La primera vez que vemos a Larry (repito, fantástico Stuhlbarg), está en la consulta del médico, durante un "chequeo" corriente. Todo parece ir muy bien. Pero ya desde este momento, comprendemos que Larry no está cómodo. Bueno, es normal que no lo esté en una fría consulta (especialmente cuando el médico sale de la habitación para la prueba de rayos X, algo tan lógico como, en el fondo, inquietante), pero luego le veremos en su trabajo, como profesor de física, y está igualmente desubicado; de hecho, llega a admitir que ni siquiera entiende del todo lo que está explicando (el principio de incertidumbre de Heisenberg, por supuesto). En su casa pasa lo mismo, es como un extraño.

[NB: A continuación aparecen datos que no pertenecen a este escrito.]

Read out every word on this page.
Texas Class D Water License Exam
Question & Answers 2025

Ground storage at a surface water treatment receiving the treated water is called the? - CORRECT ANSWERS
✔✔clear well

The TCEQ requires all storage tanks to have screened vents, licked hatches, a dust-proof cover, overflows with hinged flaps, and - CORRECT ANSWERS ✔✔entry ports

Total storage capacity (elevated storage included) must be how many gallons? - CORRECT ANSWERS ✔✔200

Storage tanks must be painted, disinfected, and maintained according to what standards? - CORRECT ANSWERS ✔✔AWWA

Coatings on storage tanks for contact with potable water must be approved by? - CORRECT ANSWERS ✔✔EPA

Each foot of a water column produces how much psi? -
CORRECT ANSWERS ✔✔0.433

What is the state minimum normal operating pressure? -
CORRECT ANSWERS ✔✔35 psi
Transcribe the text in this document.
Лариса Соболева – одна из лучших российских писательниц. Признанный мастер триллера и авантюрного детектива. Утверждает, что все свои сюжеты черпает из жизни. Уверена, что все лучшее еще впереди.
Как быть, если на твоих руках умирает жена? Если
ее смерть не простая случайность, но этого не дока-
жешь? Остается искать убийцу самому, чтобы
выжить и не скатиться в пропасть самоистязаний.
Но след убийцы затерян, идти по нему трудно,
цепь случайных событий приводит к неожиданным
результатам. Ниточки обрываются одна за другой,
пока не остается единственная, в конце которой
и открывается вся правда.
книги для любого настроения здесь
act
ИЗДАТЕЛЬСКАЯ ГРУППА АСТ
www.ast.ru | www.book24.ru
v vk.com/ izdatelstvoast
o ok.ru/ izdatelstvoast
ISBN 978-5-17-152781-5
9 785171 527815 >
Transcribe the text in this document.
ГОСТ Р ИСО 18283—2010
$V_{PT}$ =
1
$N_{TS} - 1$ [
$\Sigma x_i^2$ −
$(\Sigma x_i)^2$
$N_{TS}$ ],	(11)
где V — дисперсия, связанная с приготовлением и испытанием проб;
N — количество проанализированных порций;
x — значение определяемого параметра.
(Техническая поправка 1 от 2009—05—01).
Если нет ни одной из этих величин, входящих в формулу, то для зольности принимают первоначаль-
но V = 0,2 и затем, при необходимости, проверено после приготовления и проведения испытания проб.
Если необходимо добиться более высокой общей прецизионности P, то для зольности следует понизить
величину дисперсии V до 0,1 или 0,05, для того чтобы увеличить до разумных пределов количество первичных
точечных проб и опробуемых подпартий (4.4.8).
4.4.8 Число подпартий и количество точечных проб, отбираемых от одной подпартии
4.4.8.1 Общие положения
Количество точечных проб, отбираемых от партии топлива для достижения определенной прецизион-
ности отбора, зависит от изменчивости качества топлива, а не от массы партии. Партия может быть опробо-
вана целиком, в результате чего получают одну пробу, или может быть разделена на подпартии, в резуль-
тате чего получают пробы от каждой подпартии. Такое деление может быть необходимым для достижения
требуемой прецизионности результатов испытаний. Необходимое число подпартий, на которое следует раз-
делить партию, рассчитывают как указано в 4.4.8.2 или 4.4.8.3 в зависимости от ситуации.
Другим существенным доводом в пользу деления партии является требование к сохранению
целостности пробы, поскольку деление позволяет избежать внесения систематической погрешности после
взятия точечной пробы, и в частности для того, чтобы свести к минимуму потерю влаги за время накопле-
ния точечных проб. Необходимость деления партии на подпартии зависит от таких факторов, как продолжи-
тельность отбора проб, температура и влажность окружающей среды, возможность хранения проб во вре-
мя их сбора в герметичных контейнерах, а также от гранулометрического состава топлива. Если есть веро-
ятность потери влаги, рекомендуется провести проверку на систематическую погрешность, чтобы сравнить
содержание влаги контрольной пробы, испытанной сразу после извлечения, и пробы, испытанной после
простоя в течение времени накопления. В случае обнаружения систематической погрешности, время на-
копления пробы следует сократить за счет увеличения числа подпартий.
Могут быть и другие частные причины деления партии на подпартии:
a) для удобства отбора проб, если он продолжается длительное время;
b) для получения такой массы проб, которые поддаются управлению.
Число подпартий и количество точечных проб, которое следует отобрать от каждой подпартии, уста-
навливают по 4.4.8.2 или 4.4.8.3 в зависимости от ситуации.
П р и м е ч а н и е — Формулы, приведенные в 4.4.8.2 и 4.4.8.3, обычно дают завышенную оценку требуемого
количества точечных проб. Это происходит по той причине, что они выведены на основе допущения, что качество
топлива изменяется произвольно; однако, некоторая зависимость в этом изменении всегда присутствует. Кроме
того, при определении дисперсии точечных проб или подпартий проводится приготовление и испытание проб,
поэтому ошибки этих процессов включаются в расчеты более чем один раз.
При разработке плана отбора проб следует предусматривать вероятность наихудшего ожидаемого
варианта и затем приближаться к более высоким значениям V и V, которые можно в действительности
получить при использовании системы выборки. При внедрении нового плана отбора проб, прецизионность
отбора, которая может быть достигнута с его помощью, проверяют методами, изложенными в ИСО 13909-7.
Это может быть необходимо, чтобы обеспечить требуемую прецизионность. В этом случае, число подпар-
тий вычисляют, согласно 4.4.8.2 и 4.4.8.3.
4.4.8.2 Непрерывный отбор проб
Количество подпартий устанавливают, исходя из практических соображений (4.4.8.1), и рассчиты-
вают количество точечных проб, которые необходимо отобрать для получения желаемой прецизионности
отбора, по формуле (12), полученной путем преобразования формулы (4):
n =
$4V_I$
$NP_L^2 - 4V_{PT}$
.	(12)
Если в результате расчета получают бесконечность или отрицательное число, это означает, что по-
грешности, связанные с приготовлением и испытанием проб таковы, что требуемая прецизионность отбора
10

Poco a poco, la vida de Larry se va cayendo en pedazos, pero no de pronto, como parece indicar una visión superficial del film, sino por las claras señales de fractura que caracterizaban su universo, en absoluto ese pacífico y feliz jardín en el que las cosas pueden ser controladas, o arregladas, tal como él quiere creer. Al igual que en la devastadora 'Revolutionary Road', el mundo feliz norteamericano es una cortina que cubre las miserias de unos ciudadanos borregos, incapaces de ver y decidir por sí mismos.
En realidad, lo que le ocurre es que Larry tiene miedo. Es un ser temeroso de todo cuanto le rodea, tanto que no tiene iniciativa, se limita a actuar mecánicamente, dejando que su divinidad decida por él. La religión (en este caso la judía, que es la que mejor conocen los Coen) le ha inoculado el miedo en el cuerpo, y le ha enseñado que cuando tiene un problema debe recurrir a quienes mejor conocen las sagradas escrituras. De ahí que este hombre serio, recto, fiel a lo que le han enseñado, busque la ayuda de los rabinos (a cuál más divertido), en un vano intento por comprender por qué su vida se viene abajo.
Por supuesto, los Coen no tienen piedad de este pelele y lo someten a todo tipo de castigos. Aquí es donde la narración se resiente un poco, porque se hace repetitiva, sin que vaya a ninguna parte, subrayando aun más la desesperación de Larry (y supongo que también la del espectador que, como él, está buscando una explicación lógica a todo).
En esta constante búsqueda de un sentido a la existencia, los Coen hacen intervenir al azar para despejar el tablero en el que está jugando el protagonista, y darle un respiro. El complicado, asfixiante, devenir de los hechos toma un rumbo sorprendente cuando desaparece cierto obstáculo doméstico y Danny cumple con su bar mitzvah. En ese momento, Larry se permite sonreír felizmente por primera vez en toda la película, junto a su esposa. No es casual que ocurra ahí, entre los acogedores muros de su religión, donde encuentra el orden establecido al que se aferra. Fuera nada tiene sentido, es el caos, el reino de la incertidumbre. Creyéndose seguro de nuevo, Larry realiza la primera decisión de toda la película, y el resultado es tan inesperado como inevitable (el protagonista cree que ha obrado mal, y eso siempre tiene consecuencias).
Los caminos de padre e hijo (genial también la resolución del problema de los 20 dólares) volverán a unirse cuando comprendan, quizá demasiado tarde, que también hay un mensaje oculto en la letra de la canción de los Jefferson Airplane.